Why not perform CPR?

There has been a lot of discussion this week in the national media about this story: http://www.ajc.com/ap/ap/health/police-investigating-death-of-woman-denied-cpr/nWgbh/ If you are not familiar, the synopsis is an elderly lady living at an assisted living facility went into cardiac arrest. The nurse on duty would not perform CPR on the lady, despite the pleas of the 911 operator, because it would be a violation of the policy of that facility. Much of the discussion has centered on medical and legal ethics. However, no one has talked much about why a facility would such have a policy preventing its nursing staff from performing CPR.

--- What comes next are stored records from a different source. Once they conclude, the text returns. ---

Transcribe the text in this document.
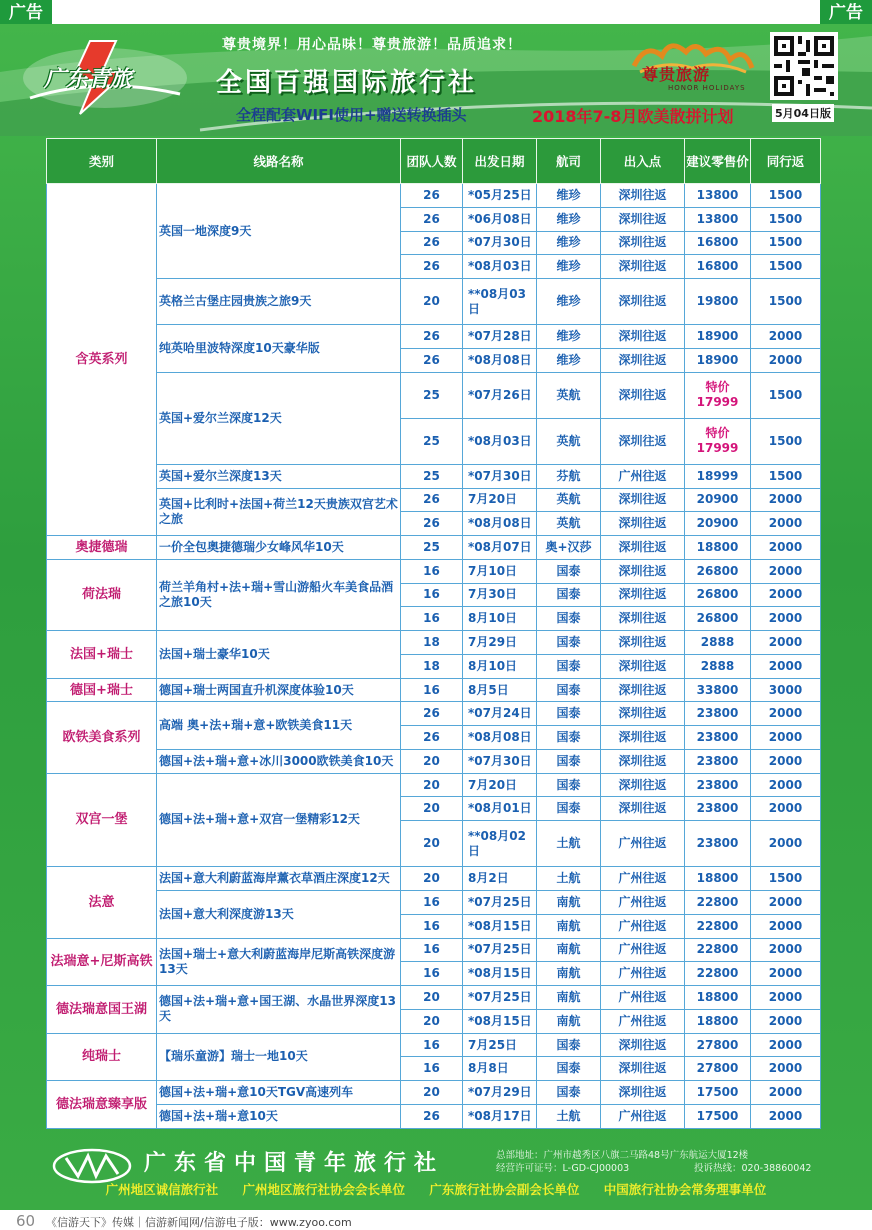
广告	广告
广东青旅
尊贵境界！用心品味！尊贵旅游！品质追求！
全国百强国际旅行社
全程配套WIFI使用+赠送转换插头	2018年7-8月欧美散拼计划
尊贵旅游
HONOR HOLIDAYS
5月04日版
类别	线路名称	团队人数	出发日期	航司	出入点	建议零售价	同行返
含英系列	英国一地深度9天	26	*05月25日	维珍	深圳往返	13800	1500
		26	*06月08日	维珍	深圳往返	13800	1500
		26	*07月30日	维珍	深圳往返	16800	1500
		26	*08月03日	维珍	深圳往返	16800	1500
	英格兰古堡庄园贵族之旅9天	20	**08月03日	维珍	深圳往返	19800	1500
	纯英哈里波特深度10天豪华版	26	*07月28日	维珍	深圳往返	18900	2000
		26	*08月08日	维珍	深圳往返	18900	2000
	英国+爱尔兰深度12天	25	*07月26日	英航	深圳往返	特价 17999	1500
		25	*08月03日	英航	深圳往返	特价 17999	1500
	英国+爱尔兰深度13天	25	*07月30日	芬航	广州往返	18999	1500
	英国+比利时+法国+荷兰12天贵族双宫艺术之旅	26	7月20日	英航	深圳往返	20900	2000
		26	*08月08日	英航	深圳往返	20900	2000
奥捷德瑞	一价全包奥捷德瑞少女峰风华10天	25	*08月07日	奥+汉莎	深圳往返	18800	2000
荷法瑞	荷兰羊角村+法+瑞+雪山游船火车美食品酒之旅10天	16	7月10日	国泰	深圳往返	26800	2000
		16	7月30日	国泰	深圳往返	26800	2000
		16	8月10日	国泰	深圳往返	26800	2000
法国+瑞士	法国+瑞士豪华10天	18	7月29日	国泰	深圳往返	2888	2000
		18	8月10日	国泰	深圳往返	2888	2000
德国+瑞士	德国+瑞士两国直升机深度体验10天	16	8月5日	国泰	深圳往返	33800	3000
欧铁美食系列	高端 奥+法+瑞+意+欧铁美食11天	26	*07月24日	国泰	深圳往返	23800	2000
		26	*08月08日	国泰	深圳往返	23800	2000
	德国+法+瑞+意+冰川3000欧铁美食10天	20	*07月30日	国泰	深圳往返	23800	2000
双宫一堡	德国+法+瑞+意+双宫一堡精彩12天	20	7月20日	国泰	深圳往返	23800	2000
		20	*08月01日	国泰	深圳往返	23800	2000
		20	**08月02日	土航	广州往返	23800	2000
法意	法国+意大利蔚蓝海岸薰衣草酒庄深度12天	20	8月2日	土航	广州往返	18800	1500
	法国+意大利深度游13天	16	*07月25日	南航	广州往返	22800	2000
		16	*08月15日	南航	广州往返	22800	2000
法瑞意+尼斯高铁	法国+瑞士+意大利蔚蓝海岸尼斯高铁深度游13天	16	*07月25日	南航	广州往返	22800	2000
		16	*08月15日	南航	广州往返	22800	2000
德法瑞意国王湖	德国+法+瑞+意+国王湖、水晶世界深度13天	20	*07月25日	南航	广州往返	18800	2000
		20	*08月15日	南航	广州往返	18800	2000
纯瑞士	【瑞乐童游】瑞士一地10天	16	7月25日	国泰	深圳往返	27800	2000
		16	8月8日	国泰	深圳往返	27800	2000
德法瑞意臻享版	德国+法+瑞+意10天TGV高速列车	20	*07月29日	国泰	深圳往返	17500	2000
	德国+法+瑞+意10天	26	*08月17日	土航	广州往返	17500	2000
广东省中国青年旅行社	总部地址：广州市越秀区八旗二马路48号广东航运大厦12楼
经营许可证号：L-GD-CJ00003	投诉热线：020-38860042
广州地区诚信旅行社 广州地区旅行社协会会长单位 广东旅行社协会副会长单位 中国旅行社协会常务理事单位
60 《信游天下》传媒｜信游新闻网/信游电子版：www.zyoo.com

CPR is actually a very dangerous medical maneuver for a person to receive. Broken ribs are a very common result of CPR- especially in elderly patients. These broken ribs can puncture lungs, spleens, and livers leaving the person with many more problems, which are especially hard to recover from in an elderly patient. If you do not break ribs, there is a good chance the forced air flow is going to cause aspiration into the lungs, which can create air flow problems and pneumonia. If the patient survives all of that, they will very likely have brain damage since the average human breath is only about 2/3 of the amount of oxygen the brain needs to receive to survive. All this being said, I am not advocating against CPR, I am merely pointing out that it is dangerous and has potentially life threatening side effects, which leads us to why the facility would have such as policy. They likely want to limit their legal liability from the side effects, or the argument that if the CPR was done more effectively the patient would have survived.
You see the Medical Malpractice System in the US has created a culture where someone is always wrong or at fault. Facilities are being forced into these seemingly ridiculous policies in order to limit their liability from a lawsuit. In fact, their insurance companies may refuse to cover them, or cover them at a much higher rate, if they agree to allow for complex medical procedures. Medical Malpractice Defense is not only driving these ridiculous polices, but also is driving up the cost of care.

In 2005, GA led the charge in this area by passing one of the most comprehensive Medical Tort Reform bills in the country. The Georgia bill is not perfect. It has been heavily litigated since passage. However, it is a start to end, not only these ridiculous results, but also the heavy cost associated with defensive medicine. We will never adequately reform Healthcare without having this discussion. What negative effects of Medical Malpractice Defense have you noticed in your facility or community?

One comment Add your comment

Theresa

March 17th, 2013
10:45 am

Excellent article. I work with elderly people, most of whom are 80 and older, and in talking to them, most realize extraordinary measures such as CPR are not what they want. What they do want is a peaceful death, surrounded by their loved ones if possible. In the case of a heart attack or other painful condition, it is possible to make them comfortable. We forget that death is a part of life. Health resources should be spent more responsibly.